On 02/26/2018 06:50 AM, to...@tuxteam.de wrote:
-----BEGIN PGP SIGNED MESSAGE-----
Hash: SHA1
On Mon, Feb 26, 2018 at 06:40:02AM -0600, Richard Owlett wrote:
I'm attempting to download a site which is an instruction manual.
Its URL is of the form
http://example.com/index.html
That page has several lines whose target URLs are of form
http://example.com/page1.html
http://example.com/page2.html
http://example.com/page3.html
etc.
I wish a single HTML file consisting of all the pages of the site.

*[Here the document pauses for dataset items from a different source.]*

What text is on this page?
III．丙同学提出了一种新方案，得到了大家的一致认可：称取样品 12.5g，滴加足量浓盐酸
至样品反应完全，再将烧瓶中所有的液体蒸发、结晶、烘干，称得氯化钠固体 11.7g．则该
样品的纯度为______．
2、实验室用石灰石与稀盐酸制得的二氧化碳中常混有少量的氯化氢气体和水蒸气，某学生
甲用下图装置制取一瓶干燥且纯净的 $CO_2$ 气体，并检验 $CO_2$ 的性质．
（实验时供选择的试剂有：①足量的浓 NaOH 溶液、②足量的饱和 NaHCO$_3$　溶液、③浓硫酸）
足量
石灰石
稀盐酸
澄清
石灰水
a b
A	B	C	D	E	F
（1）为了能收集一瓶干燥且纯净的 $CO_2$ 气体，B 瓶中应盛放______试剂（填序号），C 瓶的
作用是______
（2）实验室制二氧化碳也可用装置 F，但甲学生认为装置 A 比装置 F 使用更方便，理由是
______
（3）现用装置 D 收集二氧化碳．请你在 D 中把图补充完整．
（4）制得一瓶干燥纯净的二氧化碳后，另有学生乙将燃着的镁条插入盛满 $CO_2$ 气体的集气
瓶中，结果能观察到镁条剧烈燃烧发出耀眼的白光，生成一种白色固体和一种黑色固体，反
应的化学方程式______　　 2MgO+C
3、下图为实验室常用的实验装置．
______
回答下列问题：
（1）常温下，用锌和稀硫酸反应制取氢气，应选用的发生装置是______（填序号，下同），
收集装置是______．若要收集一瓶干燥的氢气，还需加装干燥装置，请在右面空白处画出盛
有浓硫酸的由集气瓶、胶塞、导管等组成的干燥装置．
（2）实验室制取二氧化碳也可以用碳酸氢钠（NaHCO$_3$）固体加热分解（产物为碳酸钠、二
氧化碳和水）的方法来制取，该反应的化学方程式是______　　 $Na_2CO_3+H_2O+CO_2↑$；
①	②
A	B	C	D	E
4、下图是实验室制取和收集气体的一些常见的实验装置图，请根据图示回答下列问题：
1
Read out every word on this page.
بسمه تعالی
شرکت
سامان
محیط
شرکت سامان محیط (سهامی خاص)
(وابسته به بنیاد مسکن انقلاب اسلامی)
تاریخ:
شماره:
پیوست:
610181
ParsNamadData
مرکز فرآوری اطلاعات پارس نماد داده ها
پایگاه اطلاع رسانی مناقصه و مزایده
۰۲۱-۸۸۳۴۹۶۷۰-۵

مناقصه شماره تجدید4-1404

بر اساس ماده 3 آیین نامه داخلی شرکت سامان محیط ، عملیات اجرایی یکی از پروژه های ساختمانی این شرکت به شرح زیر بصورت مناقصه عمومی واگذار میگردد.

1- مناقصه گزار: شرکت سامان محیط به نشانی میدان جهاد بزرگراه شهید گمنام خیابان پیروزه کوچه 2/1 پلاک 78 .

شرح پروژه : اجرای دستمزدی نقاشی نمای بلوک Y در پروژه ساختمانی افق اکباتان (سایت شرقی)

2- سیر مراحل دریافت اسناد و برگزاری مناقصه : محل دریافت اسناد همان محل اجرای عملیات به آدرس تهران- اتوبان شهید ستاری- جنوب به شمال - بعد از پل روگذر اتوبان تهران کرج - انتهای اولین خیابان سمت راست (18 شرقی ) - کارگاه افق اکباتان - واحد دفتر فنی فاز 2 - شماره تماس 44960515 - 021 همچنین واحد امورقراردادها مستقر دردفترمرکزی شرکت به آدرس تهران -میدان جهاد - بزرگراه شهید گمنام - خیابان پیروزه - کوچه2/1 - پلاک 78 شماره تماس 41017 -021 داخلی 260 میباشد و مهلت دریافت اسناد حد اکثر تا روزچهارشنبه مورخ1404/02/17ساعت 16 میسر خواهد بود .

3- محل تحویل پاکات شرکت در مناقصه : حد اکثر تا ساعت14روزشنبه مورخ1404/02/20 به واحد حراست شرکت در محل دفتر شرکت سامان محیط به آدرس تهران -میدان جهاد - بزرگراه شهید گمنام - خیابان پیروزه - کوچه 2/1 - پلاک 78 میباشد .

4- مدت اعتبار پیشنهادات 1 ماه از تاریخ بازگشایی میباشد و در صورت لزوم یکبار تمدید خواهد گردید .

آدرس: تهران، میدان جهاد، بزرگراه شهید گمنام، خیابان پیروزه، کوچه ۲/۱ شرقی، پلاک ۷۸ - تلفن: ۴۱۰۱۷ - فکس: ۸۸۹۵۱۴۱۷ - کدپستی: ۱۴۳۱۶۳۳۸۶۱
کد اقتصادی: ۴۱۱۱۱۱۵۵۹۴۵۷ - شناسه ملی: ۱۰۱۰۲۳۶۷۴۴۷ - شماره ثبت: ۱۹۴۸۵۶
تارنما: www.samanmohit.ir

Where <http://example.com/index.html> points to
<http://example.com/pageN.html> I wish my local file to have
appropriate internal references.
There are references of form
http://some_where_else.com/pagex.html
which I do not wish to download.
I tried
wget -l 2 -O owl.html ‐‐no-parent http://example.com/index.html
It *almost* worked as intended.
I did get all the text of the site.
HOWEVER:
1. I also got the text of <http://some_where_else.com/pagex.html>
2. Where <http://example.com/index.html> referenced
<http://example.com/pageN.html> there were still references to
the original site rather than a relative link within owl.html .
Ad (1): this is strange. By default wget doesn't "span" hosts,
i.e. doesn't follow links to other hosts unless you specify
that with -H (--span-hosts).
Ad (2) you want option -k. Quoth the man page:
-k
--convert-links
After the download is complete, convert the links in
the document to make them suitable for local viewing...
However, that usage causes wget to complain saying:
Cannot specify both -k or --convert-file-only and -O if multiple URLs are
given, or in combination
with -p or -r. See the manual for details.
<frown;>